The tycoon said China does not want to see Burma becoming a democratic nation. “China doesn’t want to be infected by this democratic fever in our country,” he said. Indeed, prior to the Obama visit the government sent top ranking military official Gen Soe Win to visit Beijing to strengthen defense ties.
It is too early to say how Burma, a member of the Association of Southeast Asian Nations (Asean) which will become bloc chair in 2014, will play foreign policy coming out of China’s shadow. To Thant Myint-U, so far Burma has been very much inward-looking and it is time to be more proactive and think globally.
Senior sources tell me that Obama’s meeting with President Thein Sein went well. Separately, he also met with Shwe Mann and Khin Aung Myint, the speakers of Lower and Upper Houses of Parliament.
I was surprised to see there was even a debate on how the Burmese people should welcome Obama. A business tycoon who was on the US sanctions list and followed events from his posh office was furious.
“Why don’t they invite him for lunch?” he said. I smiled and checked whether he was kidding. No he wasn’t. “I think President Thein Sein should invite him for a Burmese lunch to ask for more business and lift remaining sanctions,” he said.
“I am sure the Americans would love to have Burmese lunch,” he added. “Then we can become like friends.” Then he said that everyone should go out and welcome Obama. “I think the roads should not be blocked—I think the government should ask everyone to go out and welcome the US president!”
However, his visit is not without controversy. Some Arakanese politicians at the event were upset the president mentioned the “Rohingya,” which they insist do not existent in Burma. Some ethnic leaders complained that he did not mention federalism in his speech. Others simply said that he came here to promote Suu Kyi and campaign for her victory in the 2015 general election. I then realized just how much expectation was on the leader of a superpower.
To many Burmese political activists and former political prisoners, Obama’s speech and choice of venue were significant. This is the first time in history that a sitting US president has visited the military-dominated nation and delivered a speech filled with democracy, human rights and freedom from fear. In the past, mentioning these words would mean jail time in Burma.

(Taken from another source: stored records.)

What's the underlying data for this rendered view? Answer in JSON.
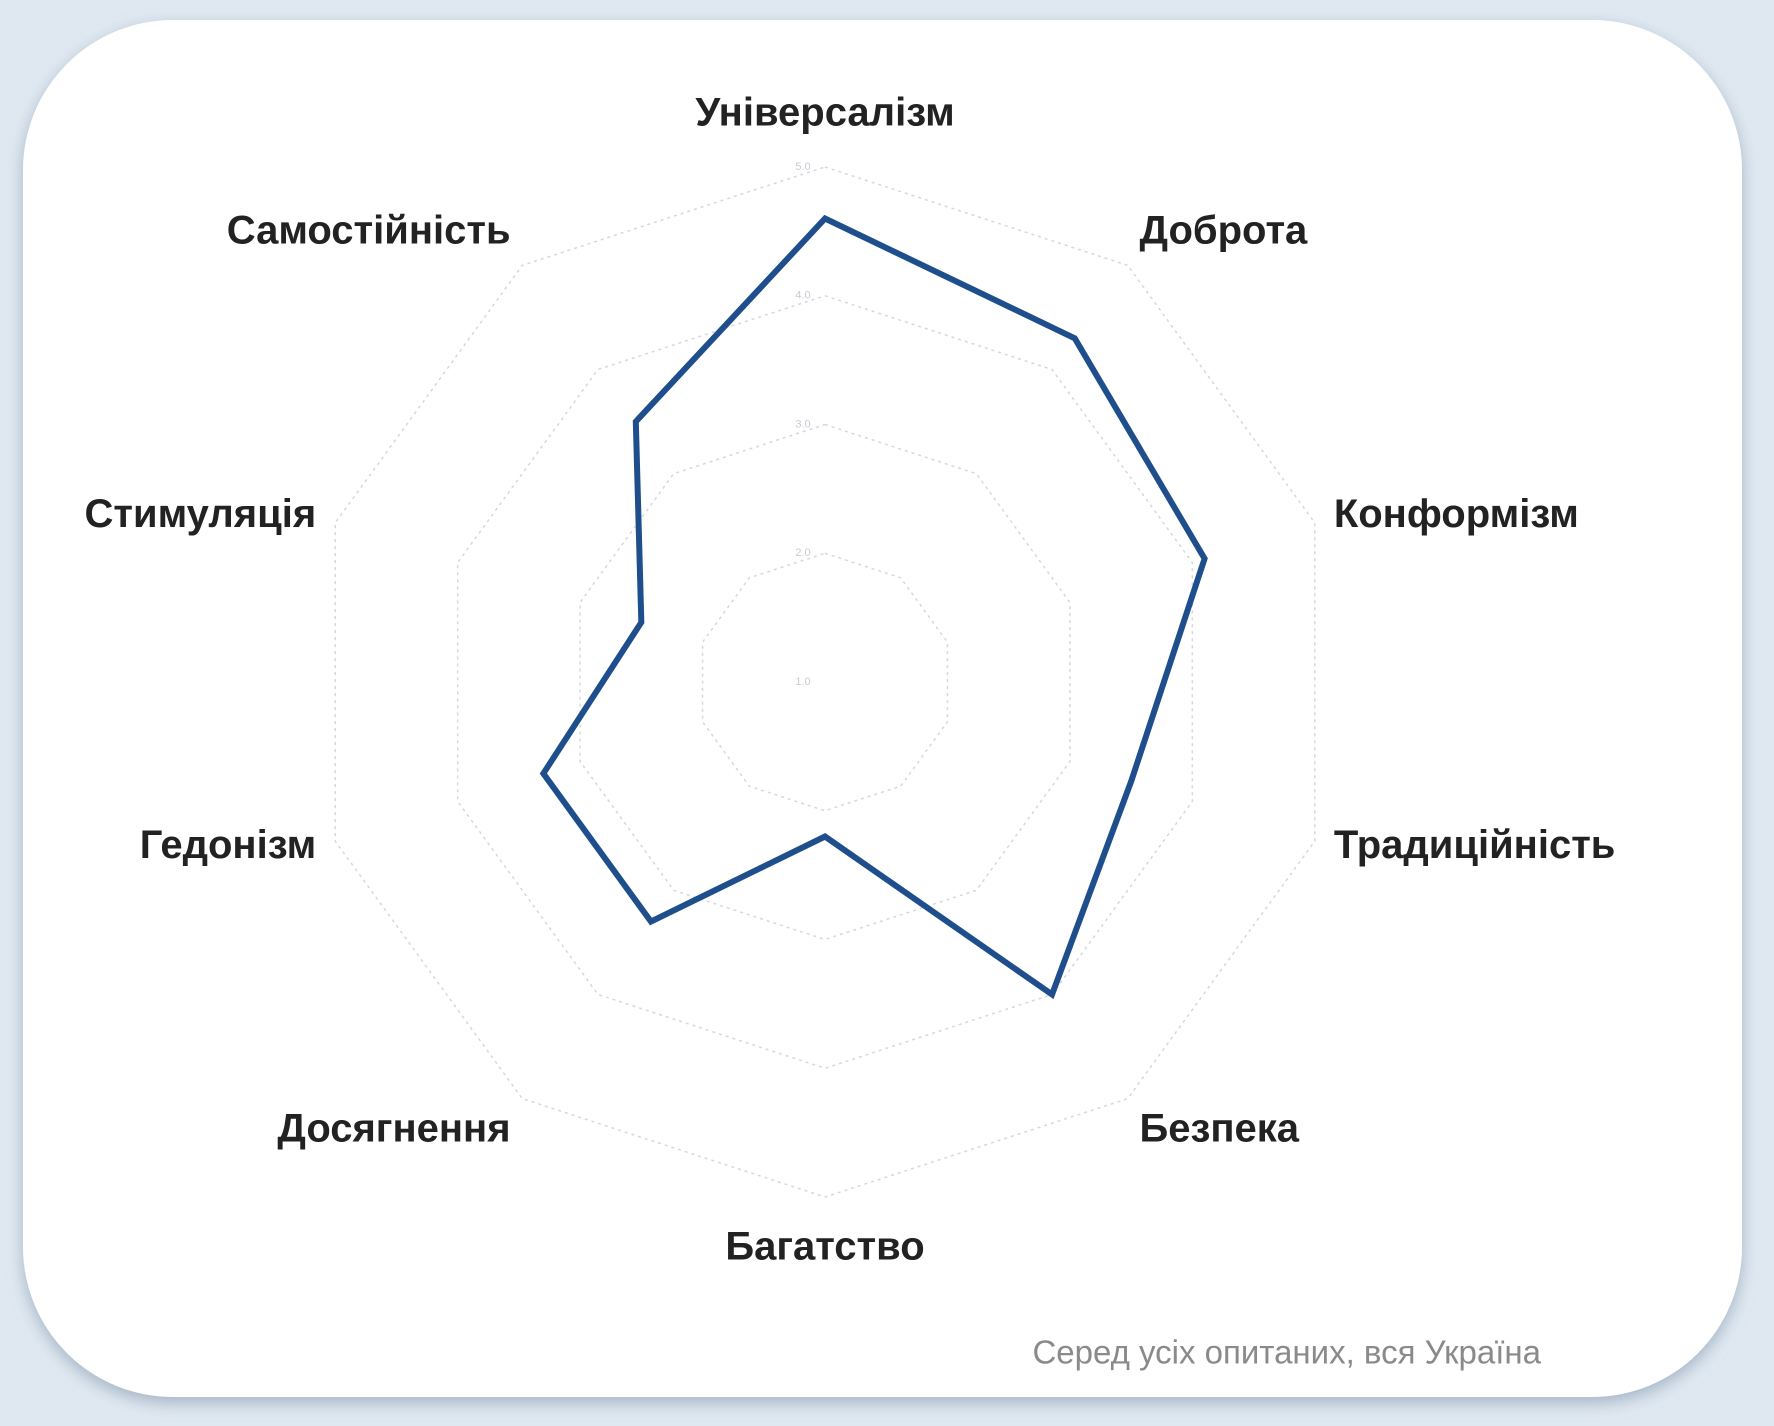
{
  "chart_data": {
    "type": "radar",
    "categories": [
      "Універсалізм",
      "Доброта",
      "Конформізм",
      "Традиційність",
      "Безпека",
      "Багатство",
      "Досягнення",
      "Гедонізм",
      "Стимуляція",
      "Самостійність"
    ],
    "series": [
      {
        "color": "#1f4e8c",
        "values": [
          4.6,
          4.3,
          4.1,
          3.5,
          4.0,
          2.2,
          3.3,
          3.3,
          2.5,
          3.5
        ]
      }
    ],
    "ylim": [
      1,
      5
    ],
    "yticks": [
      {
        "value": 1,
        "label": "1.0"
      },
      {
        "value": 2,
        "label": "2.0"
      },
      {
        "value": 3,
        "label": "3.0"
      },
      {
        "value": 4,
        "label": "4.0"
      },
      {
        "value": 5,
        "label": "5.0"
      }
    ],
    "grid": true,
    "note": "Серед усіх опитаних, вся Україна"
  }
}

Obama didn’t need to worry. He brought his Secret Service to protect him, he is the leader of the world’s largest superpower and, as one diplomat described the present situation, “Burma needs America more than America needs Burma—if America feels that something is not right, they can always walk away.”
Knowing his leverage, Obama delivered his speech well and touched on almost every contentious subject in Burma—sectarian violence, racism, discrimination, national reconciliation, long-running insurgencies and peace.
To most in the audience, his flying thousands of miles over the Pacific Ocean to deliver a 30-minute speech was well worth the effort. They found inspiration in his words.